И лишь изредка принимает нас в свои объятия.
Так, как это сейчас делала седая женщина со множеством «морщинок печали», которая плакала и так крепко прижимала к себе Кати, словно никогда больше не собиралась ее отпускать. Кати чувствовала, как слезы капля за каплей стекают по изгибу ее шеи.
Женщину звали Гудрун Люпенау, и Кати только что прочла ей письмо. Письмо номер тридцать один. За ним должны были последовать еще шесть.
Отправляясь утром 7 октября на Цейнтхофштрассе, Кати ожидала, что Гудрун Люпенау на нее накричит, а может быть, даже даст пощечину, но уж точно не обнимет.
Отдавать письма Кати всегда, когда это было возможно, ходила пешком. Времени такой способ, конечно, отнимал больше, зато и успокаивал ее сильнее, чем если бы она сидела в машине без возможности двигаться. Тем не менее сердце каждый раз дико колотилось в груди.
Проходя мимо кладбища, Кати посмотрела на деревянный крест на могиле матери и невольно подумала о письме номер один. Тогда она еще не знала, что придется написать так много других.
Кати написала его после похорон – из-за траурной речи. Она напоминала вещь на вешалке в магазине одежды по низким ценам. Универсальный размер для людей любой комплекции. Если изменить имя, дату рождения и дату смерти, то эта надгробная речь прекрасно подошла бы любому другому. Или, скорее, ужасно. Печаль из-за смерти матери усугубилась злостью на бездушные слова. Кати так старалась не плакать на похоронах, потому что знала: если начнет, то не сможет остановиться. Но из-за той ужасной речи сдерживать слезы стало невозможно. Они стекали вместе с ее подводкой для глаз, как черные чернила.
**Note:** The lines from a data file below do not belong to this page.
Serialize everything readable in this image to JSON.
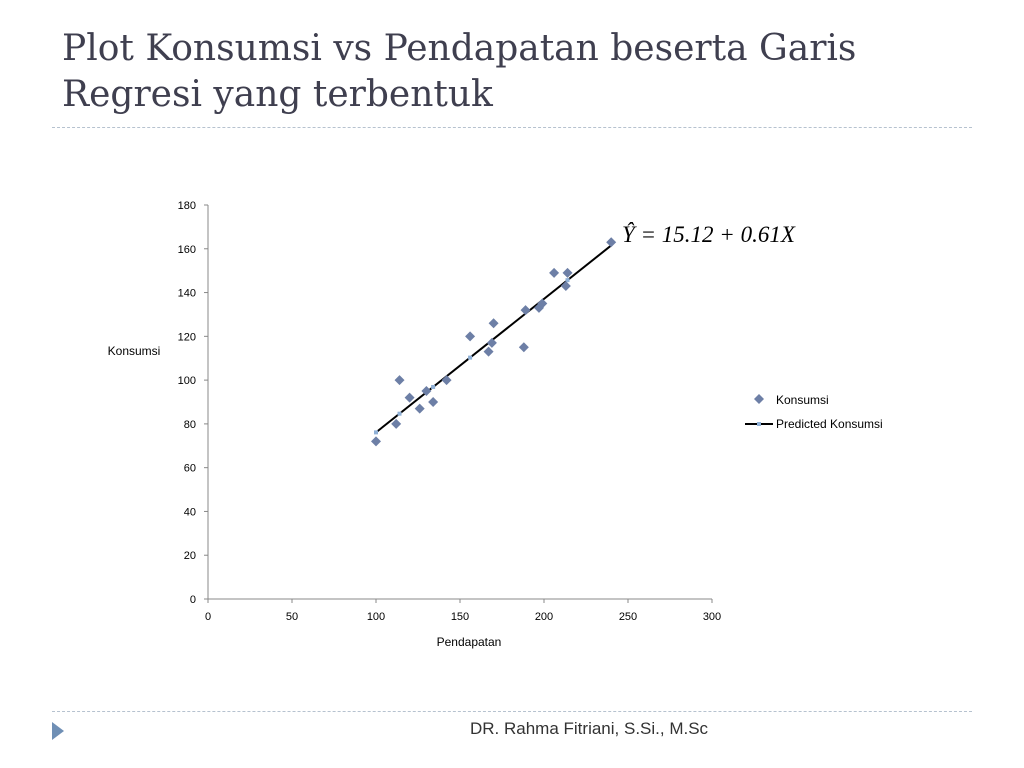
{
  "slide": {
    "title": "Plot Konsumsi vs Pendapatan beserta Garis Regresi yang terbentuk",
    "footer": "DR. Rahma Fitriani, S.Si., M.Sc"
  },
  "chart_data": {
    "type": "scatter",
    "xlabel": "Pendapatan",
    "ylabel": "Konsumsi",
    "xlim": [
      0,
      300
    ],
    "ylim": [
      0,
      180
    ],
    "xticks": [
      0,
      50,
      100,
      150,
      200,
      250,
      300
    ],
    "yticks": [
      0,
      20,
      40,
      60,
      80,
      100,
      120,
      140,
      160,
      180
    ],
    "grid": false,
    "legend_position": "right",
    "equation": "Ŷ = 15.12 + 0.61X",
    "colors": {
      "points": "#6d7fa6",
      "line": "#000000",
      "line_marker": "#8fb0d6"
    },
    "series": [
      {
        "name": "Konsumsi",
        "kind": "points",
        "x": [
          100,
          112,
          114,
          120,
          126,
          130,
          134,
          142,
          156,
          167,
          169,
          170,
          188,
          189,
          197,
          199,
          206,
          213,
          214,
          240
        ],
        "y": [
          72,
          80,
          100,
          92,
          87,
          95,
          90,
          100,
          120,
          113,
          117,
          126,
          115,
          132,
          133,
          135,
          149,
          143,
          149,
          163
        ]
      },
      {
        "name": "Predicted Konsumsi",
        "kind": "line",
        "x": [
          100,
          240
        ],
        "y": [
          76.12,
          161.52
        ],
        "marker_x": [
          100,
          114,
          134,
          156,
          214
        ]
      }
    ]
  }
}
Вернувшись домой, Кати уже подняла трубку телефона, чтобы пожаловаться священнику, как вдруг испугалась, что от волнения слова посыплются из нее, причем не так, как нужно. И здание, которое сложится из них, рухнет от самого легкого порыва ветра. А в письме она смогла бы тщательно подобрать формулировки. Вот почему она пошла искать чистые листы и вспомнила о ящичке с вощеной бумагой для бутербродов, которую когда-то собрал для нее отец.
– Это для тебя, – говорил он, скрупулезно очищая бумагу от крошек и прочих остатков пищи. – Потом сделаешь из нее что-нибудь хорошее.
Он имел в виду какие-нибудь поделки или возможность использовать их как кальку. Тонкий, хрустящий материал всегда казался Кати волшебным, словно на нем можно было писать заклинания. Он неохотно впитывал краску, и печатная машинка вечно оставляла на подрезанной по размеру бумаге маленькие облачка чернил, однако этот легкий блеск даже придавал буквам и словам особое мерцание.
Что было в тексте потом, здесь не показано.